今年の開催テーマは「Transformation」。「Japan Mobility Show Bizweek 2026」も併催
開催テーマは「Transformation -企業が、産業が、そして社会が変わる-」。展示会場は幕張メッセのホール4からホール8までの5ホールを使用し、「一般展示」「X(Transformation)パーク」「ネクストジェネレーションパーク」「グローバルパーク」の4つのエリアで構成する。
また、一般社団法人日本自動車工業会(JAMA)が主催する「Japan Mobility Show Bizweek 2026」が、CEATEC 2026の開催期間中、同じ幕張メッセのホール2およびホール3を使って開催される。来場者は、両方の会場を行き来できるようになっており、「デジタルテクノロジー」と「モビリティ」というそれぞれの視点を通じて、産業の垣根を超えた共創促進を目指すという。
Japan Mobility Showそのものは2年に1回の開催だが、その中間年に、B2Bに特化した「Bizweek」を開催している。CEATECとJapan Mobility Show Bizweekの併催は、2024年に続いて2回目となる。
CEATECエグゼクティブプロデューサーを務める鹿野清氏は、「今年のCEATECは、『Transformation』という、分かりやすい言葉をテーマに掲げた。さまざまな産業界においてDXが進展する一方、AIの進化により、デジタルによって社会課題を解決したり、社会貢献をしたりといった事例が増加し、そこからも新たなビジネスが生まれている。これらを1つの言葉で示したのが『Transformation』である。単に変化を起こすのではない。変革を起こすことを目指したい。CEATEC 2026の会場では、技術の先にある社会や産業の変化を多面的に伝える構成とし、あらゆる産業や業種の人と技術、情報が集い、共創によって描く未来を披露していきたい」と抱負を述べた。「前年のCEATEC 2025では810社が出展した。また、Japan Mobility Show Bizweekとの併催となった2024年には11万人の来場者を記録した。今年はこれらの数字を超えたい」とも語った。

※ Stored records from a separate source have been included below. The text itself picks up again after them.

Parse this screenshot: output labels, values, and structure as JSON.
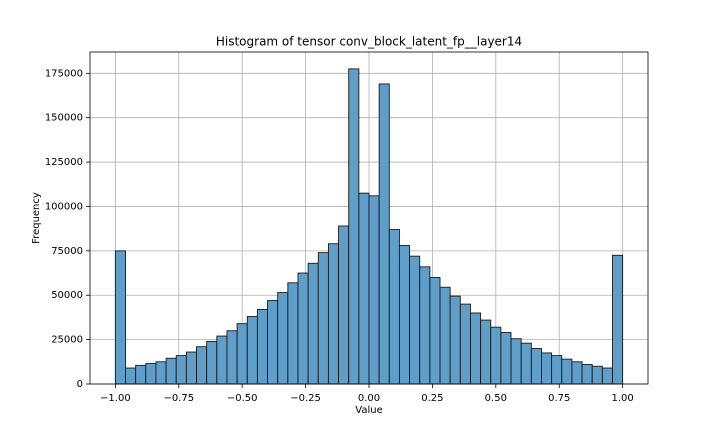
{
  "chart_data": {
    "type": "histogram",
    "title": "Histogram of tensor conv_block_latent_fp__layer14",
    "x_label": "Value",
    "y_label": "Frequency",
    "bins": [
      -1,
      -0.96,
      -0.92,
      -0.88,
      -0.84,
      -0.8,
      -0.76,
      -0.72,
      -0.68,
      -0.64,
      -0.6,
      -0.56,
      -0.52,
      -0.48,
      -0.44,
      -0.4,
      -0.36,
      -0.32,
      -0.28,
      -0.24,
      -0.2,
      -0.16,
      -0.12,
      -0.08,
      -0.04,
      0,
      0.04,
      0.08,
      0.12,
      0.16,
      0.2,
      0.24,
      0.28,
      0.32,
      0.36,
      0.4,
      0.44,
      0.48,
      0.52,
      0.56,
      0.6,
      0.64,
      0.68,
      0.72,
      0.76,
      0.8,
      0.84,
      0.88,
      0.92,
      0.96,
      1
    ],
    "counts": [
      75000,
      9000,
      10500,
      11500,
      12500,
      14500,
      16000,
      18000,
      21000,
      24000,
      27000,
      30000,
      34000,
      38000,
      42000,
      47000,
      51500,
      57000,
      62500,
      68000,
      74000,
      79000,
      89000,
      177500,
      107500,
      106000,
      169000,
      87000,
      78000,
      72000,
      66000,
      60000,
      54500,
      49500,
      45000,
      40000,
      36000,
      32000,
      29000,
      25500,
      23000,
      20000,
      17500,
      16000,
      14000,
      12500,
      11000,
      10000,
      9000,
      72500
    ],
    "color": "#5f9ec9",
    "edge_color": "#1a1a1a",
    "xlim": [
      -1.1,
      1.1
    ],
    "xticks": [
      {
        "value": -1,
        "label": "−1.00"
      },
      {
        "value": -0.75,
        "label": "−0.75"
      },
      {
        "value": -0.5,
        "label": "−0.50"
      },
      {
        "value": -0.25,
        "label": "−0.25"
      },
      {
        "value": 0,
        "label": "0.00"
      },
      {
        "value": 0.25,
        "label": "0.25"
      },
      {
        "value": 0.5,
        "label": "0.50"
      },
      {
        "value": 0.75,
        "label": "0.75"
      },
      {
        "value": 1,
        "label": "1.00"
      }
    ],
    "ylim": [
      0,
      187000
    ],
    "yticks": [
      0,
      25000,
      50000,
      75000,
      100000,
      125000,
      150000,
      175000
    ],
    "grid": true
  }
}
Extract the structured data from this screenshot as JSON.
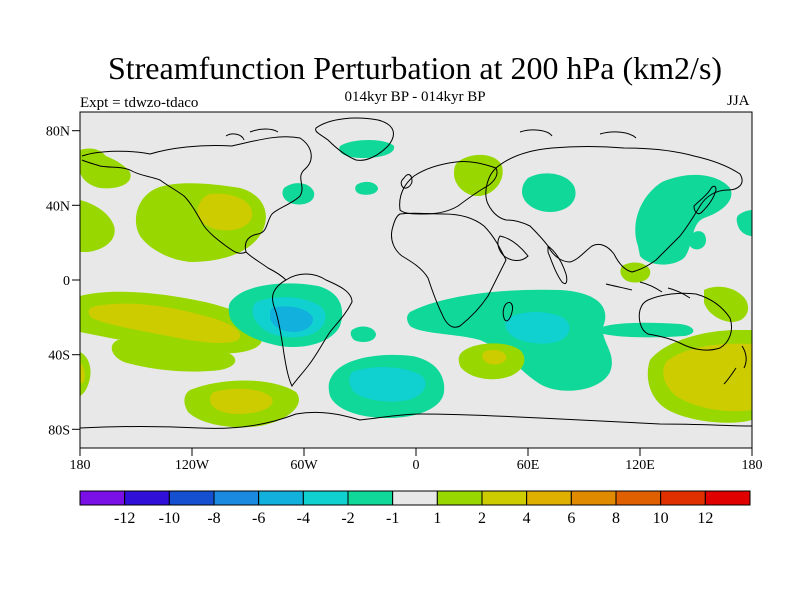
{
  "title": "Streamfunction Perturbation at 200 hPa (km2/s)",
  "subtitle": "014kyr BP - 014kyr BP",
  "expt_label": "Expt = tdwzo-tdaco",
  "season": "JJA",
  "lat_labels": [
    "80N",
    "40N",
    "0",
    "40S",
    "80S"
  ],
  "lon_labels": [
    "180",
    "120W",
    "60W",
    "0",
    "60E",
    "120E",
    "180"
  ],
  "colorbar": {
    "colors": [
      "#7a10e6",
      "#3010d8",
      "#1550d0",
      "#1a8ae0",
      "#12b0dc",
      "#10d0d0",
      "#10d898",
      "#e8e8e8",
      "#98d800",
      "#cccc00",
      "#e0b000",
      "#e08a00",
      "#e06000",
      "#e03000",
      "#e00000"
    ],
    "labels": [
      "-12",
      "-10",
      "-8",
      "-6",
      "-4",
      "-2",
      "-1",
      "1",
      "2",
      "4",
      "6",
      "8",
      "10",
      "12"
    ]
  },
  "palette": {
    "ocean_bg": "#e8e8e8",
    "coast": "#000000",
    "tick": "#000000"
  },
  "chart_data": {
    "type": "heatmap",
    "title": "Streamfunction Perturbation at 200 hPa (km2/s)",
    "x_range": [
      -180,
      180
    ],
    "y_range": [
      -90,
      90
    ],
    "contour_levels": [
      -12,
      -10,
      -8,
      -6,
      -4,
      -2,
      -1,
      1,
      2,
      4,
      6,
      8,
      10,
      12
    ],
    "features": [
      {
        "lon": -105,
        "lat": 40,
        "level": 2
      },
      {
        "lon": -130,
        "lat": -20,
        "level": 2
      },
      {
        "lon": -100,
        "lat": -60,
        "level": 2
      },
      {
        "lon": -165,
        "lat": 10,
        "level": 2
      },
      {
        "lon": 155,
        "lat": -50,
        "level": 2
      },
      {
        "lon": 40,
        "lat": -38,
        "level": 2
      },
      {
        "lon": 100,
        "lat": 5,
        "level": -1
      },
      {
        "lon": -60,
        "lat": -15,
        "level": -4
      },
      {
        "lon": -15,
        "lat": -52,
        "level": -4
      },
      {
        "lon": 65,
        "lat": -25,
        "level": -4
      },
      {
        "lon": 65,
        "lat": 45,
        "level": -1
      },
      {
        "lon": -25,
        "lat": 72,
        "level": -1
      },
      {
        "lon": -65,
        "lat": 47,
        "level": -1
      },
      {
        "lon": 140,
        "lat": 45,
        "level": -1
      },
      {
        "lon": 28,
        "lat": 58,
        "level": 1
      }
    ]
  }
}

Japan Mobility Show Bizweekとの併催については、「2024年の実績をもとに、2年ぶりの併催となる。IT・エレクトロニクス産業は長年に渡り、EVや自動走行などモビリティ産業を支援してきた。これまでのCEATECでも自動運転走行などを実演してきた経緯がある。単に2つの展示会が併催されるというだけでなく、2つの産業界をシームレスにつなげるための連携活動もいくつか行っていくことになる」とした。
CEATEC 2026とJapan Mobility Show Bizweek 2026との連携企画の詳細などについては、10月6日に予定している記者会見で明らかにするという。
展示会場の目玉の1つが「X(Transformation)パーク」。8つのテーマで未来を示す
CEATEC 2026の展示会場の目玉の1つが、初めて設置される「X(Transformation)パーク」だ。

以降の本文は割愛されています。